The dusty, endless horizons of western New South Wales are far from the busy regional television and radio newsroom Bessie Thomas was working in just a few years ago.
But the trained journalist and keen blogger has loved the role of sheep grazier so much she’s now a proud rural advocate and Art4Agriculture Young Farming Champion.
In the state’s outback, about an hour’s drive from Wilcannia, Bessie and Shannan Thomas run Merino sheep and Angus cattle on a slice of bush paradise called Burragan Station.
When the couple first arrived at the remote and rundown property in early 2011, purchased by Shannan’s family a year earlier, the homestead hadn’t been lived in for several years. The previous owner was an elderly widow who had struggled to maintain the 70,000 acres of grazing land.
“It was in the middle of a mouse plague, there was no garden or yard around the house, the weatherboards were rotting, and ceilings were caving in,” recalls 26-year-old Bessie, who had been working in television news production in Townsville, Queensland, before the move.

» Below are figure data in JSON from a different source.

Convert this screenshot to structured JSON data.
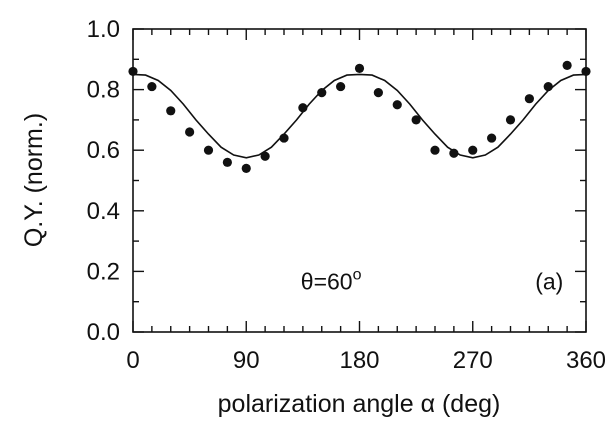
{
  "chart_data": {
    "type": "scatter",
    "xlabel": "polarization angle α (deg)",
    "ylabel": "Q.Y. (norm.)",
    "xlim": [
      0,
      360
    ],
    "ylim": [
      0.0,
      1.0
    ],
    "xticks": [
      0,
      90,
      180,
      270,
      360
    ],
    "xtick_labels": [
      "0",
      "90",
      "180",
      "270",
      "360"
    ],
    "yticks": [
      0.0,
      0.2,
      0.4,
      0.6,
      0.8,
      1.0
    ],
    "ytick_labels": [
      "0.0",
      "0.2",
      "0.4",
      "0.6",
      "0.8",
      "1.0"
    ],
    "grid": false,
    "annotations": [
      {
        "id": "theta",
        "text": "θ=60",
        "superscript": "o",
        "x": 185,
        "y": 0.2
      },
      {
        "id": "panel",
        "text": "(a)",
        "x": 342,
        "y": 0.2
      }
    ],
    "series": [
      {
        "kind": "points",
        "x": [
          0,
          15,
          30,
          45,
          60,
          75,
          90,
          105,
          120,
          135,
          150,
          165,
          180,
          195,
          210,
          225,
          240,
          255,
          270,
          285,
          300,
          315,
          330,
          345,
          360
        ],
        "y": [
          0.86,
          0.81,
          0.73,
          0.66,
          0.6,
          0.56,
          0.54,
          0.58,
          0.64,
          0.74,
          0.79,
          0.81,
          0.87,
          0.79,
          0.75,
          0.7,
          0.6,
          0.59,
          0.6,
          0.64,
          0.7,
          0.77,
          0.81,
          0.88,
          0.86
        ]
      },
      {
        "kind": "curve",
        "x": [
          0,
          10,
          20,
          30,
          40,
          50,
          60,
          70,
          80,
          90,
          100,
          110,
          120,
          130,
          140,
          150,
          160,
          170,
          180,
          190,
          200,
          210,
          220,
          230,
          240,
          250,
          260,
          270,
          280,
          290,
          300,
          310,
          320,
          330,
          340,
          350,
          360
        ],
        "y": [
          0.85,
          0.848,
          0.83,
          0.797,
          0.752,
          0.7,
          0.653,
          0.61,
          0.584,
          0.575,
          0.584,
          0.61,
          0.653,
          0.7,
          0.752,
          0.797,
          0.83,
          0.848,
          0.85,
          0.848,
          0.83,
          0.797,
          0.752,
          0.7,
          0.653,
          0.61,
          0.584,
          0.575,
          0.584,
          0.61,
          0.653,
          0.7,
          0.752,
          0.797,
          0.83,
          0.848,
          0.85
        ]
      }
    ]
  }
}
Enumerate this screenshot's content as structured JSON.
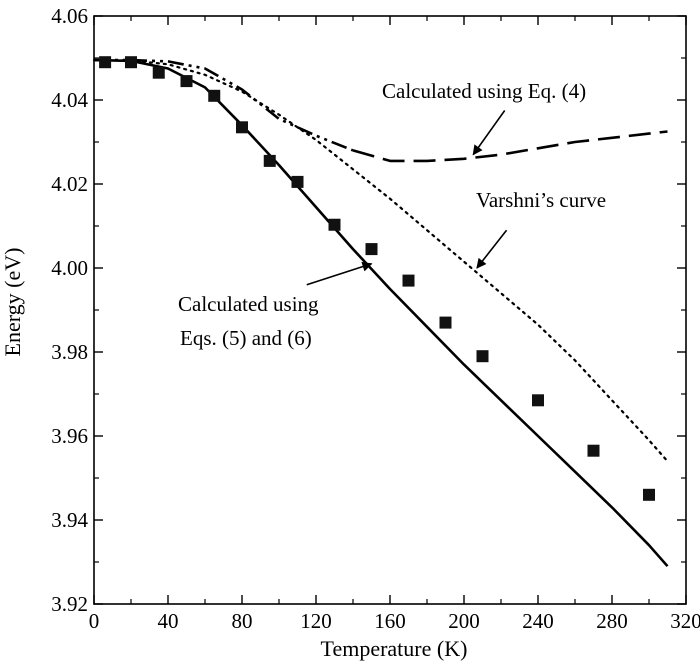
{
  "chart_data": {
    "type": "line",
    "xlabel": "Temperature (K)",
    "ylabel": "Energy (eV)",
    "xlim": [
      0,
      320
    ],
    "ylim": [
      3.92,
      4.06
    ],
    "x_ticks": [
      "0",
      "40",
      "80",
      "120",
      "160",
      "200",
      "240",
      "280",
      "320"
    ],
    "y_ticks": [
      "3.92",
      "3.94",
      "3.96",
      "3.98",
      "4.00",
      "4.02",
      "4.04",
      "4.06"
    ],
    "grid": false,
    "series": [
      {
        "style": "markers",
        "marker": "square",
        "x": [
          6,
          20,
          35,
          50,
          65,
          80,
          95,
          110,
          130,
          150,
          170,
          190,
          210,
          240,
          270,
          300
        ],
        "y": [
          4.049,
          4.049,
          4.0465,
          4.0445,
          4.041,
          4.0335,
          4.0255,
          4.0205,
          4.0103,
          4.0045,
          3.997,
          3.987,
          3.979,
          3.9685,
          3.9565,
          3.946
        ]
      },
      {
        "style": "solid",
        "x": [
          0,
          20,
          40,
          60,
          80,
          100,
          120,
          140,
          160,
          180,
          200,
          220,
          240,
          260,
          280,
          300,
          310
        ],
        "y": [
          4.0495,
          4.0493,
          4.0475,
          4.043,
          4.034,
          4.0245,
          4.0145,
          4.0045,
          3.995,
          3.986,
          3.977,
          3.9685,
          3.96,
          3.9515,
          3.943,
          3.934,
          3.929
        ]
      },
      {
        "style": "dotted",
        "x": [
          0,
          20,
          40,
          60,
          80,
          100,
          120,
          140,
          160,
          180,
          200,
          220,
          240,
          260,
          280,
          300,
          310
        ],
        "y": [
          4.0495,
          4.0494,
          4.0485,
          4.046,
          4.042,
          4.0365,
          4.0305,
          4.0235,
          4.0165,
          4.009,
          4.0015,
          3.994,
          3.9865,
          3.978,
          3.9685,
          3.959,
          3.954
        ]
      },
      {
        "style": "dash-dot-dot",
        "x": [
          0,
          20,
          40,
          60,
          80,
          100,
          120,
          140
        ],
        "y": [
          4.0495,
          4.0495,
          4.0492,
          4.0475,
          4.0425,
          4.0355,
          4.0315,
          4.028
        ]
      },
      {
        "style": "dashed",
        "x": [
          140,
          160,
          180,
          200,
          220,
          240,
          260,
          280,
          300,
          310
        ],
        "y": [
          4.028,
          4.0255,
          4.0255,
          4.026,
          4.027,
          4.0285,
          4.03,
          4.031,
          4.032,
          4.0325
        ]
      }
    ],
    "annotations": [
      {
        "text": "Calculated using Eq. (4)",
        "arrow_from": [
          222,
          4.0375
        ],
        "arrow_to": [
          205,
          4.027
        ]
      },
      {
        "text": "Varshni’s curve",
        "arrow_from": [
          223,
          4.009
        ],
        "arrow_to": [
          207,
          4.0
        ]
      },
      {
        "lines": [
          "Calculated using",
          "Eqs. (5) and (6)"
        ],
        "arrow_from": [
          115,
          3.996
        ],
        "arrow_to": [
          150,
          4.001
        ]
      }
    ]
  }
}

“Nearly every fence on the property needed mending or replacing, the cattle yards were collapsing, sheep yards were usable but not great, the wool shed and shearers quarters were in disrepair,” she says.
“The bore had been abandoned 30 years before and was so overgrown with woody-weeds you could only find it by motorbike… Actually, there were hardly any roads at all; that was one of our first jobs, contracting a grader driver to make us some roads.”
But 2011 was a great season. The dams were full and the feed was thick. And together with Shannan’s parents, who live half an hour down the road on the family property where Shannan grew up, and with a few kind seasons from Mother Nature, the four of them have revived Burragan.
For the first 12 months Bessie continued working as a full-time journalist online. “Now I wonder how I ever fitted 9 to 5, Monday to Friday, into a farming life that runs sunup to sundown, 365 days a year,” she says.
“I still do plenty of freelance media writing but my main priority has become helping Shannan and his parents in all aspects of managing Burragan, my in-law’s place, and another property about an hour away that we also run merinos on,” Bessie says.
Used to wearing heels to work and socialising with colleagues over cocktails on a Friday night, Bessie says some aspects of country living have taken some acclimatisation. But she has never felt more satisfied after completing a hard day’s work.
The fulfilment felt after successfully mustering sheep, marking lambs, or finishing a new fence line is incredible. “And the best part is you get to wake up every day surrounded by your achievements,” she says.
“Writing is my first love and while I still love the buzz of completing a great story, for me that feeling is fleeting; I have to write another story to gain that satisfaction again. With agriculture, every day we are constantly building on top of that satisfaction. I feel like I’m working towards something bigger and better for myself, and for the world, every day.”
Encouraged by her family back in Queensland, Bessie began publishing her favourite farm tales on a blog, aptly named ‘Bessie at Burragan.’ The stories – comical yarns about failed mustering attempts, accidental injuries, and run-ins with deadly wildlife – spread quickly across social media, with several picked up and republished in mainstream media.
This sparked a desire to share rural stories with a wider audience.
In 2013 Bessie was accepted into the Art4Agriculture Young Farming Champions program. Sponsored by Australian Wool Innovation (AWI), she completed workshops alongside other young farmers, learning how to best tell agriculture’s story using multimedia and engaging with live audiences, especially young consumers from urban environments.
Through last year’s Art4Agriculutre Archibull Prize, Bessie travelled 1,000 kilometres east to visit Hamilton North Public School, in Newcastle, speaking with the entire school about life on a sheep station and growing wool.
“The students were enthralled,” Bessie says. “They asked so many questions, I could have stayed all week to answer, and I left feeling like a rockstar farmer. It was absolutely one of the most rewarding experiences of my life.”
“A week after my visit AWI organised for a shearer to take some rams into the school and do a shearing demonstration. The kids absolutely loved it and the teachers have told me the entire school community now has a new appreciation for sheep, wool and farming, which I think makes it truly worthwhile.”
While she hopes to continue her involvement with Art4Agriculture and the Archibull Prize, Bessie has also expanded her blog into a Facebook page which she updates regularly with the everyday happenings at Burragan, from building new water infrastructure, to removing weeds, and going behind the scenes at shearing time.
“What we do is nothing special, it’s no different to what any other farmer is doing every day,” Bessie says.
“We have a want and a responsibility for the property to work to the best of its ability – like any business – and that means having the best management practices in place, doing what we can to have land that’s at optimum health, making the best decisions for our animals for the health of their whole lives, reducing pests and weeds, improving and replacing failing infrastructure, and working towards drought resilience with water, feed and stock management,” she says.
“These are the exact things that farmers across the country do every day of the year – and that’s the story I want Australians to understand.
“The average Australian farmer is an ordinary person, using the best ideas and resources available at the time to produce safe, quality and affordable food and fibre, and their commitment to their animals and land has never been stronger.”